En fin...la aventura sigue. Y cada vez es más emocionante.

sábado, 2 de julio de 2011

Resumen de partida: El principio de algo nuevo...otra vez (Sesión introductoria)

Aquí empieza la vida tranquila de Marina Oliván, un campesina de 17 años de la villa de Santa Elena cuya mayor preocupación es recoger lo sembrado en el campo, hacer trabajar el molino de su familia y preguntarse cuánto les va a durar ese pollino que está ya para el arrastre.
Su aventura comienza como un día cualquiera cuando amanece en la campiña castellana. Marina, arrastrada por la mala influencia de su amiga Cintia Ruiz, espera al amanecer para robar unas frescas y jugosas sandías en el campo de Mauricio el Roñoso, su vecino. Mientras corren con el preciado tesoro, su vecino alza su hoz por encima de la hierba y las persigue entre las plantaciones, intentando identificar a los ladronzuelos que le roban. Para ello, con gran maldad, Mauricio suelta a Napoleón y a Salchichitas para que cace a los ladrones, pero el bulldog francés y el pequeño caniche no imponen demasiado, eso le pasa por creer que los perros del extranjero son mejores, a los roñosos son los fáciles de timar.

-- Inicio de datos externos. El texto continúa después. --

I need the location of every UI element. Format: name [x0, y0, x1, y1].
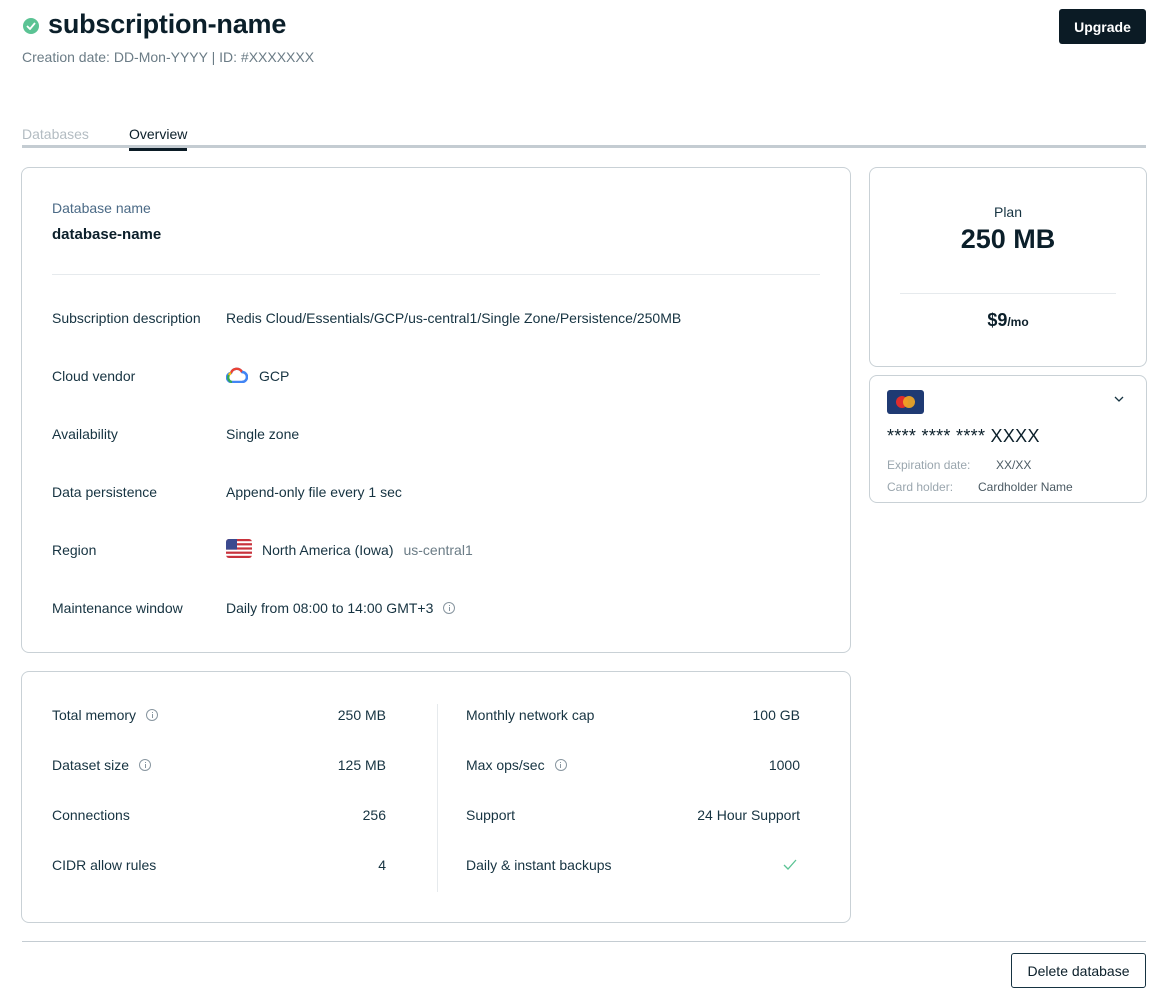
info-icon[interactable] — [139, 759, 152, 771]
info-value: North America (Iowa) us-central1 — [226, 539, 473, 558]
stat-value: 250 MB — [337, 707, 386, 723]
info-label: Data persistence — [52, 484, 158, 500]
card-holder-label: Card holder: — [887, 480, 954, 494]
page-title: subscription-name — [48, 9, 287, 39]
check-icon — [783, 859, 797, 870]
info-row-subscription-description: Subscription description Redis Cloud/Ess… — [52, 306, 820, 330]
plan-price: $9/mo — [870, 310, 1146, 331]
stat-label: Total memory — [52, 707, 159, 723]
region-code: us-central1 — [403, 542, 473, 558]
info-label: Maintenance window — [52, 600, 183, 616]
stat-row-backups: Daily & instant backups — [466, 852, 800, 902]
stat-value: 1000 — [768, 757, 800, 773]
gcp-icon — [226, 367, 248, 383]
info-row-availability: Availability Single zone — [52, 422, 820, 446]
info-icon[interactable] — [443, 602, 456, 614]
stats-divider — [437, 704, 438, 892]
mastercard-icon — [887, 390, 924, 414]
expiration-value: XX/XX — [996, 458, 1032, 472]
stat-row-total-memory: Total memory 250 MB — [52, 702, 386, 752]
info-value: Append-only file every 1 sec — [226, 484, 402, 500]
stat-row-support: Support 24 Hour Support — [466, 802, 800, 852]
stat-value: 256 — [362, 807, 386, 823]
database-name-value: database-name — [52, 226, 162, 243]
stat-label: Daily & instant backups — [466, 857, 612, 873]
price-amount: $9 — [987, 310, 1008, 330]
stat-value: 24 Hour Support — [697, 807, 800, 823]
stat-value: 4 — [378, 857, 386, 873]
page-header: subscription-name Creation date: DD-Mon-… — [22, 8, 1146, 78]
stat-row-connections: Connections 256 — [52, 802, 386, 852]
stat-label: Monthly network cap — [466, 707, 595, 723]
payment-method-card[interactable]: **** **** **** XXXX Expiration date: XX/… — [869, 375, 1147, 503]
stat-value: 125 MB — [337, 757, 386, 773]
upgrade-button[interactable]: Upgrade — [1059, 9, 1146, 44]
stats-right-column: Monthly network cap 100 GB Max ops/sec 1… — [466, 702, 800, 902]
stat-value: 100 GB — [752, 707, 800, 723]
info-value: Daily from 08:00 to 14:00 GMT+3 — [226, 600, 456, 616]
stat-row-dataset-size: Dataset size 125 MB — [52, 752, 386, 802]
card-holder-value: Cardholder Name — [978, 480, 1073, 494]
info-label: Cloud vendor — [52, 368, 136, 384]
info-value: Single zone — [226, 426, 300, 442]
stats-left-column: Total memory 250 MB Dataset size 125 MB … — [52, 702, 386, 902]
stat-label: Max ops/sec — [466, 757, 567, 773]
tab-bar: Databases Overview — [22, 124, 1146, 151]
expiration-label: Expiration date: — [887, 458, 971, 472]
price-unit: /mo — [1007, 315, 1029, 329]
info-value: GCP — [226, 367, 289, 384]
info-value: Redis Cloud/Essentials/GCP/us-central1/S… — [226, 310, 682, 326]
stat-label: CIDR allow rules — [52, 857, 157, 873]
info-row-region: Region North America (Iowa) us-central1 — [52, 538, 820, 562]
info-icon[interactable] — [146, 709, 159, 721]
info-row-data-persistence: Data persistence Append-only file every … — [52, 480, 820, 504]
plan-card: Plan 250 MB $9/mo — [869, 167, 1147, 367]
plan-size: 250 MB — [960, 224, 1056, 254]
divider — [900, 293, 1116, 294]
stat-label: Dataset size — [52, 757, 152, 773]
info-label: Region — [52, 542, 97, 558]
subscription-stats-card: Total memory 250 MB Dataset size 125 MB … — [21, 671, 851, 923]
stat-row-max-ops: Max ops/sec 1000 — [466, 752, 800, 802]
divider — [52, 274, 820, 275]
footer-divider — [22, 941, 1146, 942]
stat-label: Support — [466, 807, 516, 823]
stat-label: Connections — [52, 807, 130, 823]
page-subtitle: Creation date: DD-Mon-YYYY | ID: #XXXXXX… — [22, 49, 315, 65]
stat-row-monthly-network-cap: Monthly network cap 100 GB — [466, 702, 800, 752]
info-label: Availability — [52, 426, 118, 442]
tab-databases[interactable]: Databases — [22, 126, 89, 142]
status-check-icon — [23, 18, 39, 34]
plan-label: Plan — [993, 204, 1023, 220]
delete-database-button[interactable]: Delete database — [1011, 953, 1146, 988]
chevron-down-icon[interactable] — [1114, 396, 1124, 402]
card-number: **** **** **** XXXX — [887, 426, 1040, 446]
info-icon[interactable] — [554, 759, 567, 771]
info-row-maintenance-window: Maintenance window Daily from 08:00 to 1… — [52, 596, 820, 620]
info-row-cloud-vendor: Cloud vendor GCP — [52, 364, 820, 388]
us-flag-icon — [226, 539, 252, 558]
tab-overview[interactable]: Overview — [129, 126, 188, 151]
stat-row-cidr-allow-rules: CIDR allow rules 4 — [52, 852, 386, 902]
database-name-label: Database name — [52, 200, 151, 216]
database-info-card: Database name database-name Subscription… — [21, 167, 851, 653]
info-label: Subscription description — [52, 310, 201, 326]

Tras su pequeña travesura, Marina y Cintia se reunen en la vieja granja abandonada, que hace las veces de granero alguna vez. La granja siempre ha estado así y no parece que nadie la quiera reparar. Marina y Cintia, amigas de la infancia, discuten sobre sandías y melones. Mientras mira intensamente las frutícolas, a Cintia le llega una duda existencial de sobre por qué algunos hombres llaman a los senos femeninos "melones". Tras una conversación amena entre chicas, la campana del pueblo suena, y la villa comienza a despertar. Cintia, con la excusa de que ahora trabaja para el herrero del pueblo Julián Montalbán, le da el resto de las sandias a Marina y se va hacia la villa. Marina, por otro lado, aun sospechando de las extrañas buenas intenciones de su amiga, acepta llevarse la fruta.

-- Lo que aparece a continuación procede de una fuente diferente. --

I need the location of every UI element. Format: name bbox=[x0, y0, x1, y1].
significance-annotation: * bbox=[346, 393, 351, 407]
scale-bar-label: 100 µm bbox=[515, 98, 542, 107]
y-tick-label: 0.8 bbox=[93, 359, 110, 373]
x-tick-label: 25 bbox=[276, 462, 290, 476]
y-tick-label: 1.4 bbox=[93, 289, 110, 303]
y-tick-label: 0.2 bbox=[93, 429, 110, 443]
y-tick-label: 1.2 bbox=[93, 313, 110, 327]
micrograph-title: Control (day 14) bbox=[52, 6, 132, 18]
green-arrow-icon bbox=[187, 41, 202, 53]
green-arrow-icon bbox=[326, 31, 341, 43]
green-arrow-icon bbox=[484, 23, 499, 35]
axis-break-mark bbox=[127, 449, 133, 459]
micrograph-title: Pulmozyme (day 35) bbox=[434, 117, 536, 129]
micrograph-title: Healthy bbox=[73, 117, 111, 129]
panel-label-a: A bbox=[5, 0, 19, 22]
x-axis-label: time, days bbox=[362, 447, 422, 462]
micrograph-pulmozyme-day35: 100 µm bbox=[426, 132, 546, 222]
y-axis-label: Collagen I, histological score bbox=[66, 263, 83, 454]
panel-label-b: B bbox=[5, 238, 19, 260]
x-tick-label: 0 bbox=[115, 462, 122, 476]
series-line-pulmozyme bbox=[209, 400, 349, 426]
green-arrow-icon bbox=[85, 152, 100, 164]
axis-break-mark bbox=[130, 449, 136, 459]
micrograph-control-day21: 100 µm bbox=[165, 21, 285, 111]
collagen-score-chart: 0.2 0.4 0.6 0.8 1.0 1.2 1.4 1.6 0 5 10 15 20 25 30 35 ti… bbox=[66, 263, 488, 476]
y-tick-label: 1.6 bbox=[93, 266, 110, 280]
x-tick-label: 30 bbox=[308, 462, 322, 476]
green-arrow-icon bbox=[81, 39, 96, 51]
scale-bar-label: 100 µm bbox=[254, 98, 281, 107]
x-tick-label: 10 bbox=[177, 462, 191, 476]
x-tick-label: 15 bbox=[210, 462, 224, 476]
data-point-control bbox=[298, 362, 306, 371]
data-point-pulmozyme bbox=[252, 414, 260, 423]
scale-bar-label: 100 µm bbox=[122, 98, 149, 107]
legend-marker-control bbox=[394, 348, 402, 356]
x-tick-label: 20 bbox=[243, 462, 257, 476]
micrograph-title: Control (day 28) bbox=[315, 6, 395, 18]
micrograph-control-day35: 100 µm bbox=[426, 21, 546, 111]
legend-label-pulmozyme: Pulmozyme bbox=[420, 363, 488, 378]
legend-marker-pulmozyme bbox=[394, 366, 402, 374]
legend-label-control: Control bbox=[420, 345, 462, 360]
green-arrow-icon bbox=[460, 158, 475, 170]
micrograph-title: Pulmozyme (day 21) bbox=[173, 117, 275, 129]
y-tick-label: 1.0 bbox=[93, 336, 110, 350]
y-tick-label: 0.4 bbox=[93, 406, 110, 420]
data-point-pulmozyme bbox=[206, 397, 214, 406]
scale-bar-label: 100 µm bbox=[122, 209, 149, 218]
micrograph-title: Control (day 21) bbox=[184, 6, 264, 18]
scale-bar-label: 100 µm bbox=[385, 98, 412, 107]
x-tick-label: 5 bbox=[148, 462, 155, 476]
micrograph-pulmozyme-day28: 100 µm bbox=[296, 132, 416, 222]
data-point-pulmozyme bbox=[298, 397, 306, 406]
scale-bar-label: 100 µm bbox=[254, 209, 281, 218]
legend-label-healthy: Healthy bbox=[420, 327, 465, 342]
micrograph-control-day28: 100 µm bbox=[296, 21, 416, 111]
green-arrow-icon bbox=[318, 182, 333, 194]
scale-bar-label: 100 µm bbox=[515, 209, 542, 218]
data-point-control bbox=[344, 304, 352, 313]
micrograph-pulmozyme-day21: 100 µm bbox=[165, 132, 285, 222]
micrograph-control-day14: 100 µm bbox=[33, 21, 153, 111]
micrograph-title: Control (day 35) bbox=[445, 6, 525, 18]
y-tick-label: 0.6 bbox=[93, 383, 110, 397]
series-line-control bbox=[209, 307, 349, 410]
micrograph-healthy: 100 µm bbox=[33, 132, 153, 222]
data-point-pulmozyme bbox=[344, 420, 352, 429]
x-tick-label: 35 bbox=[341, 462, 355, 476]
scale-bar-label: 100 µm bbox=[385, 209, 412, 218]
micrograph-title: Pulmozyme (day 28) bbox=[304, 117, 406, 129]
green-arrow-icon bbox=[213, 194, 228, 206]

Marina llega a casa y se encuentra con que su vecino Mauricio el Roñoso está pidiendo explicaciones de quién le roba las sandías. Su padres, Tomás y Beatriz, pagan el coste de lo robado, sabiendo que su hija ha vuelto a hacer de las suyas bajo la mala influencia de la huérfana Cintia. Beatriz, queriendo ser educada (sólo, educada) le invita a tomar algo a su vecino como disculpa, pero Mauricio en vez de tomar la mano que se le tiende, toma todo el brazo y se queda a desayunar. Marina intenta entrar en casa con la sandía por el patio gallinero, y hace gala de una buena maña para no despertar a esas locas gallinas. Cuando entra en casa Mauricio no tiene más remedio que acabar enterándose que la que roba las sandías es Marina, sólo ella, pues entró en casa con las pruebas del crimen. Por otro lado, Cintia, mientras va hacia la forja del pueblo, se ríe malvadamente pues sospecha que su plan ha salido a la perfección y está libre de sospecha de robar sandías.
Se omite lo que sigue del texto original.